La nostra società decide che si può sopprimere un embrione nel grembo materno e allo stesso tempo che lo si può impiantare a pagamento.

«Io difendo la legge 194, se mai andrebbe pienamente applicata. Ma il discorso ci porterebbe lontano. Sebbene creda che il desiderio di essere genitore vada rispettato, non è un diritto riconosciuto. Altrimenti le costituzioni lo prevederebbero. Se c’è questo desiderio diffuso di genitorialità, perché nel nostro Paese, dove ci sono bambini ancora negli istituti, non si mette mano alla legge sulle adozioni?».

Come spiega il fatto che Enrico Letta ha fatto del ddl Zan una delle battaglie prioritarie del Pd?

«Capisco che Letta sia arrivato quando il treno della legge era già partito, ma quando uno diventa segretario del più grande partito del centrosinistra avrebbe il dovere di ascoltare chi da più di un anno studia e lavora su questi temi».

Nel Pd non c’è confronto sull’argomento?

«Non c’è stato un vero dibattito, decidono gli eletti senza un’adeguata discussione. Per altro in un partito che è nato da culture diverse. È molto difficile riconoscersi su questi temi nel Pd».

Sono credbili coloro che dicono di approvare il ddl per poi migliorarlo? Questa legge comporta un salto di paradigma?

«Se la legge sarà approvata così vedremo come si comporterà il Pd negli step successivi. Quando, cioè, si comincerà a discutere di utero in affitto e di autocertificazione di genere. Vedremo se è già diventato un partito radicale di massa».

La discussione del primo maggio, giorno dei lavoratori, sul ddl Zan non è la prova che è già così?

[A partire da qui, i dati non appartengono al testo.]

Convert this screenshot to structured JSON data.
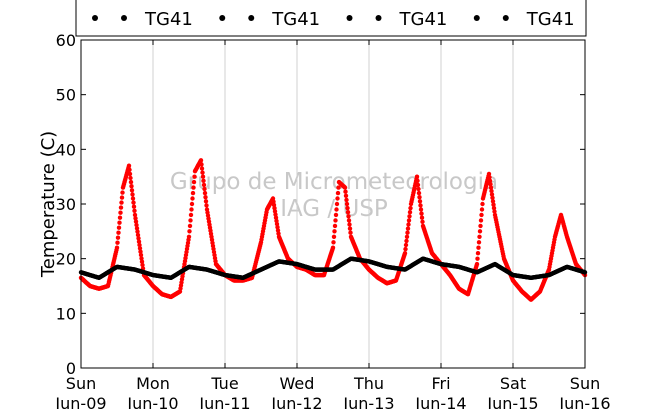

«Diciamo che lo sta diventando. Ma anche questo è frutto di una tendenza sovranazionale. Da una parte c’è il sovranismo, dall’altra una serie di visioni minoritarie. In mezzo sono rimasti i riformisti e i liberali, schiacciati dalla polarizzazione dei rispettivi campi. Difendo Fedez che si è esposto, ma non può essere il santone del Pd. Lui fa il cantante e promuove le sue attività commerciali. Magari ce lo troveremo in politica. Se ci è arrivato Grillo…».